Hierarchical NiSe2sheet-like nano-architectures as an efficient and stable bifunctional electrocatalyst for overall water splitting: Phase and morphology engineering
Designing an effective, stabilized catalyst is a key challenge to water splitting for both electrocatalytic hydrogen evolution reaction and oxygen evolution reaction. Recently, the transition metal dichalcogenide has attracted numerous attention and described as an effective and robust alternative to noble metal for hydrogen evolution and oxygen evolution. In this study, a novel structure of two-dimensional sheet-like NiSe 2 nanoarchitecture integrating on three-dimensional carbon cloth has been fabricated via a facile two-step hydrothermal reaction. In addition, we research the phase structures and morphologies of nickel selenides were further controlled by adjusting the reaction temperature. Under certain conditions, orthorhombic NiSe 2 nanosheets can convert into cubic NiSe 2 nanosheets in solution directly.

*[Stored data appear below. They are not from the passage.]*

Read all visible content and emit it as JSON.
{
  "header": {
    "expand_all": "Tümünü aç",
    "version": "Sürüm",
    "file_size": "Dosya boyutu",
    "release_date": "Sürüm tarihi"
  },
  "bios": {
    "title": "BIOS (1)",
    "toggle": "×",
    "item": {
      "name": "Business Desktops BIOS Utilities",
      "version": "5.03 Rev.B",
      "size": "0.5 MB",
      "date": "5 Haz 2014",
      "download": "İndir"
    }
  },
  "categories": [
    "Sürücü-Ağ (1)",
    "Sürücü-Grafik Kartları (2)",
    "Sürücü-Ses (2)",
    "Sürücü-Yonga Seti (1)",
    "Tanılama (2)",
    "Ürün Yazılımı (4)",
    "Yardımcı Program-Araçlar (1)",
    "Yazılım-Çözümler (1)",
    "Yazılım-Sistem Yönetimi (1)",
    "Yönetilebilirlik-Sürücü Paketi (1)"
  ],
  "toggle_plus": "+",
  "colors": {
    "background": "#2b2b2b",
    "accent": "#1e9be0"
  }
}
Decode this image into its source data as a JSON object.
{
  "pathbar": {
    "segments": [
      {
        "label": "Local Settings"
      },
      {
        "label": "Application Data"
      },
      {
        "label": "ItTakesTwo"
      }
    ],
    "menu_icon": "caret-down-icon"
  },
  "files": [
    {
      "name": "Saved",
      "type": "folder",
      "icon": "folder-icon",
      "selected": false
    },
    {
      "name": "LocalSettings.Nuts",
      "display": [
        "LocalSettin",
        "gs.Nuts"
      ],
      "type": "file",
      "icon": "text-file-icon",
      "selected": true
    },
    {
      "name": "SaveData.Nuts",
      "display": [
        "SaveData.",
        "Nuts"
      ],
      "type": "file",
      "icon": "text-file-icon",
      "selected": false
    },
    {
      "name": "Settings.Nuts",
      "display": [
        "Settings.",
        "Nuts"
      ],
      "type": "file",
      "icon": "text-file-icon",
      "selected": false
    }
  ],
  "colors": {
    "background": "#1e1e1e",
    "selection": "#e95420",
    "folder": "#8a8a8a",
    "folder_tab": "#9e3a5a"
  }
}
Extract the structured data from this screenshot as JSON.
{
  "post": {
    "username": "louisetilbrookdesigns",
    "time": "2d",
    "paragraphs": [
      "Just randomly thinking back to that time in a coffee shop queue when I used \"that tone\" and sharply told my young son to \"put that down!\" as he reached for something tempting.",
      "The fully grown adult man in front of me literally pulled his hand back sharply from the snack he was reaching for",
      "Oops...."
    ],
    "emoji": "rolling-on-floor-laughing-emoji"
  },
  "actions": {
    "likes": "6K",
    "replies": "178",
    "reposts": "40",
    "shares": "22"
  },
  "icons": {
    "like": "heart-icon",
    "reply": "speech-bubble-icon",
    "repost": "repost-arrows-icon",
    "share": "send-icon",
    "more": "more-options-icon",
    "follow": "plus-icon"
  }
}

The series of nickel selenides have been investigated in detail by means of X-ray diffraction and scanning electron microscopy analyses, respectively. Electrochemical experiments show the as-prepared pure cubic phase NiSe 2 nanosheets-carbon cloth achieves −10 mA cm -2 at an overpotential of 147 mV (in 0.5 M H 2 SO 4 ) and 42 mV (in 1 M KOH) for hydrogen evolution reaction, respectively. NiSe 2 has an extremely small overpotential of 1.531 V at 40 mA cm −2 in 1 M KOH solution for oxygen evolution reaction. A voltage of only 1.62 V is required to drive 10 mA cm −2 for the two-electrode alkaline water electrolyzer using the cubic NiSe 2 nanosheets on carbon cloth as an anode and cathode. This development provides us a fascinating non-noble-metal bifunctional electrocatalyst toward overall water splitting applications.
Zhou, J., Liu, Y., Zhang, Z., Huang, Z., Chen, X., Ren, X., Ren, L., Qi, X. & Zhong, J. (2018). Hierarchical NiSe2sheet-like nano-architectures as an efficient and stable bifunctional electrocatalyst for overall water splitting: Phase and morphology engineering. Electrochimica Acta, 279 195-203.